With valuations where they are, Yousefian said he has been buying the open-ended version of the trust.
“There is just something in me that doesn’t want to pay more than a pound for a pound, especially where you have got exactly the same investment process available to you albeit on an open-ended basis,” he said.
“Having said that I would definitely in the long term always prefer to use close-end vehicles to open-ended because the gearing does really help, especially if the manager knows what they are doing.”
The trust is 11 per cent geared, and has an ongoing charge of 0.88 per cent, according to the AIC.
Chelverton Small Companies Dividend
The final fund is the five crown-rated Chelverton Small Companies Dividend fund, which has been the best performing trust in the IT UK Equity Income sector over one, three and five years, and is the second best fund in the sector over the last decade.
Run by David Taylor and David Horner, the £47m investment company has returned 158.21 per cent over the last 10 years, significantly ahead of the FTSE Small Cap ex IT benchmark and sector, as the below chart shows.
Performance of trust vs sector and benchmark over 10yrs
Source: FE Analytics
Alex Paget, research analyst Kepler Trust Intelligence, said the trust “is a really interesting offering but looks relatively expensive on its small premium to NAV”.
The trust is in a very similar fashion to their popular open-ended MI Chelverton UK Equity Income fund, with a focus on yield – they only buy stocks yielding more than 4 per cent and will automatically sell if a stock’s yield were to fall below 2 per cent.
“They argue the small-cap end of the UK equity market is significantly under researched and, thanks to their experience and knowledge of the space, they can build a portfolio of smaller companies that offers attractive capital and income growth but are lowly valued,” Paget said.
“It is obviously a highly volatile and highly geared trust, so though it has delivered significant outperformance over the years – it has been a rocky ride for investors.”

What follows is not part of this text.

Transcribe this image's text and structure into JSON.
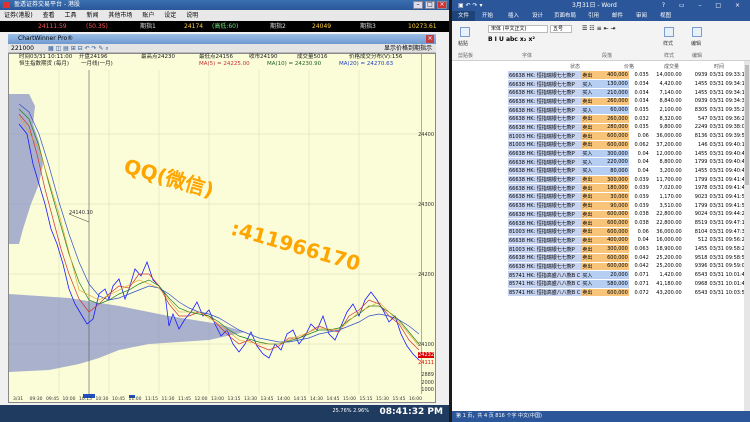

One benefit for investors is that, due to its small-cap approach, it is lowly correlated to its income-focused peers, though it could be considered closely correlated to the direction of the UK economy.
“As such, though a 0.04 per cent premium is unappealing at this point in time (it has never usually traded on premium for long), if for whatever reason the shares were to de-rate out to its longer-term average of 8 per cent or more, then this would look attractive for long-term income investors,” explained Paget.
“Though that seems like a large de-rating, discount volatility has been a major feature of this trust so any correction in the market could quickly spark a more opportune entry point.”
The trust is 17 per cent geared and has a dividend yield of 3.1 per cent, according to the AIC. Currently there is no charges figure available.